先月の初め、友人宅に遊びに行った時のこと。
友人には生後5カ月になる赤子がいる。
私はとにかくその赤子にメロメロで、本気で口から食したいくらい愛おしく思っている。

赤子を腕に抱きながら、ふっと噛みつきたい衝動に襲われた。我が子にも何度も感じたこの感情。これは大丈夫なヤツなんだろうか?

隣で赤子に話しかけている娘に尋ねた。
私「赤ちゃん見てると、可愛すぎて噛みつきたい気持ちにならない?」
いつも通り軽蔑の眼差しで「そういうこと言うのやめて、頭おかしいよ」と言われると思ったら。案の定私たちは同類だった。

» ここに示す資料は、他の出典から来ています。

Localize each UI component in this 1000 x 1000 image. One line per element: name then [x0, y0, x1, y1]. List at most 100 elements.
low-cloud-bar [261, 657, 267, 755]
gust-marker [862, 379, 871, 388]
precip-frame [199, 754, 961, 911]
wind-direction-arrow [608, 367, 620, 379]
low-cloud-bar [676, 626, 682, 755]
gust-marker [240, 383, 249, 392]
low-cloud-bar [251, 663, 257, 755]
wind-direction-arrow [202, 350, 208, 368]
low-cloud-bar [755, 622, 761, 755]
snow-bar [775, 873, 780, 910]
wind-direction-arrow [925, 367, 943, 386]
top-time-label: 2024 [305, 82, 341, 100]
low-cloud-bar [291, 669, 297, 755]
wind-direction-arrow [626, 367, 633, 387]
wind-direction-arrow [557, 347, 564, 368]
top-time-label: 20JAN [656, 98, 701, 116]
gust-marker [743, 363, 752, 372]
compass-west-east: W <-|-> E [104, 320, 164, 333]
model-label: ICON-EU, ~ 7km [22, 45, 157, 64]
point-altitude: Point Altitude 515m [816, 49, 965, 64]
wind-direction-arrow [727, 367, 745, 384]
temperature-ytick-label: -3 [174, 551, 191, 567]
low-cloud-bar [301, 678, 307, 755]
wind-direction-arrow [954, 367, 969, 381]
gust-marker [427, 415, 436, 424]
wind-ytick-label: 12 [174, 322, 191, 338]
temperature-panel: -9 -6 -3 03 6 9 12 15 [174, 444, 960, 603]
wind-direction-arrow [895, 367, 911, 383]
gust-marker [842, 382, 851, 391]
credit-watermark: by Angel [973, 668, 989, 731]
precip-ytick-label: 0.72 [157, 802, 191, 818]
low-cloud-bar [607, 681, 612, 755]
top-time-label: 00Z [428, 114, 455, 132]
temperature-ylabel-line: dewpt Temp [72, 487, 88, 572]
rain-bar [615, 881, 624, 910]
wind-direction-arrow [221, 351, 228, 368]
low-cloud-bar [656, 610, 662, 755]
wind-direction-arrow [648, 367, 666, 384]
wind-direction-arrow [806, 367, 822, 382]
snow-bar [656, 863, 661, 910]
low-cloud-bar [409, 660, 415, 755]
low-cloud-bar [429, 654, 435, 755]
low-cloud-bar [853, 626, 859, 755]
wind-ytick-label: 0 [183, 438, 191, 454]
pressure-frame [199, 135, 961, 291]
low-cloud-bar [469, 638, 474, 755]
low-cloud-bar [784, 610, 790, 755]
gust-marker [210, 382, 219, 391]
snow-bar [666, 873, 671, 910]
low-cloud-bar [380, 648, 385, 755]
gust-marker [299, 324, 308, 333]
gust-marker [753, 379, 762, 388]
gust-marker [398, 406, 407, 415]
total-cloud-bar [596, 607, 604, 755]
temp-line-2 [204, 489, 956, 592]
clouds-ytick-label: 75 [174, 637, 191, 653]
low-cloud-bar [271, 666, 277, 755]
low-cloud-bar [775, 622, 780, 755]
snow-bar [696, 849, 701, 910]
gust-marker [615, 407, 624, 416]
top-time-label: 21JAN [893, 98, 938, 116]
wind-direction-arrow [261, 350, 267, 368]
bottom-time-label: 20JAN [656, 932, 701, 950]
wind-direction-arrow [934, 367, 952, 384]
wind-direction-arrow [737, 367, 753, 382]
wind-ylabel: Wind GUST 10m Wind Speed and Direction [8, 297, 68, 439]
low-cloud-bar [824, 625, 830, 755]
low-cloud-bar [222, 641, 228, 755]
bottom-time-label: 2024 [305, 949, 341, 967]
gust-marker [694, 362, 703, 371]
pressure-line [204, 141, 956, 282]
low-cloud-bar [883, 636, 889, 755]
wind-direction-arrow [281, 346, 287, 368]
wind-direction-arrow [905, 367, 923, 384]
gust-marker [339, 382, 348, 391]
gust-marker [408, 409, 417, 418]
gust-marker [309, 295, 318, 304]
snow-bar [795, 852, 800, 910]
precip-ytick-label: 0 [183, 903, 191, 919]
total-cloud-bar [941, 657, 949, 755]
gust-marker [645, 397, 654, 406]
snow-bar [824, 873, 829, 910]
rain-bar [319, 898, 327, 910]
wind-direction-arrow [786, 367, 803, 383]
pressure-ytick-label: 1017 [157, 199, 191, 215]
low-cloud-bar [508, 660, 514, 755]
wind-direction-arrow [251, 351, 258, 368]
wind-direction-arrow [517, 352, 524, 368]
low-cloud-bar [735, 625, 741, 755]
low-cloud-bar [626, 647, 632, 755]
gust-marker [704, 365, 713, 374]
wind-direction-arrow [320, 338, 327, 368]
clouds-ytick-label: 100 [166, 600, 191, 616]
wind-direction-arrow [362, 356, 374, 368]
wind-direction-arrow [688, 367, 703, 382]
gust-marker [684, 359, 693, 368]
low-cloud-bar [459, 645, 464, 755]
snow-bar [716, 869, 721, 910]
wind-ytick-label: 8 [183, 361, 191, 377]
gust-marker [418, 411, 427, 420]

娘「私もある!子犬とか赤ちゃんとか噛みたい!!ってなる。」

私「あら、一緒!うちらやっぱり変わってる親子だね。」
そう言ったら友人が「それね、人間として普通のやつよ!」と笑って教えてくれた。
どうやらキュート・アグレッションと呼ばれる心理現象のようだった。可愛すぎるがゆえに攻撃したくなるという矛盾した人間の心理だそうだ。
とりあえず己が変態じゃなかったことに胸をなでおろし、引き続き赤子と戯れた。

赤子を喜ばせるテッパンの技と言えば「いないいないばあ」だろう。だから汚いが99%の形相で「いないいないばあ」を何度も披露した。
愛想よく笑う赤子に「おもちろいでちゅか~。可愛いお顔でちゅね〜。」と唾を飛び散らせながらあやしまくった。

人はなぜ赤子に話しかける時には声が高くなるのだろうか。私の声も3オクターブくらい高くなっていたとおもう。だって気がつくと喉に痛みが走り、声が枯れていたもの。
喉に疲れを感じ、ふっと目線をあげると食器棚のガラスに「いないいないばあ」の残像が残る自分の顔が見えた。
ああ、あやしている時の顔面。
自分では絶対に見ちゃいけないやつ。
赤子に媚びを売るような一張羅の笑顔。赤子は笑っているけれど、冗談はよし子ちゃんの顔面なんだろう。

ごめんね、赤子。
でもこんな顔だからケラケラ笑ってくれるのかもしれない。
そんなことを考えていると赤子があくびをして目をこすりはじめた。

おねむのサインだ。
汗だくでスクワットしながら子守唄を歌っていたら、赤子は私の貧相な胸でおネンネしてくれた。

私の腕で眠る愛おしい赤子。

脱力した可愛い赤子の頭は下に垂れ、首がむき出し状態。

赤子の首よ、こんにちは。

赤子の首。普段はもれなく埋もれている。
だからお目にかかれることは稀。

そしてそんな首は汚れがたまりやすい。ヨダレを垂らし、ミルクもこぼす。埋もれているからその汚れはもれなく発酵。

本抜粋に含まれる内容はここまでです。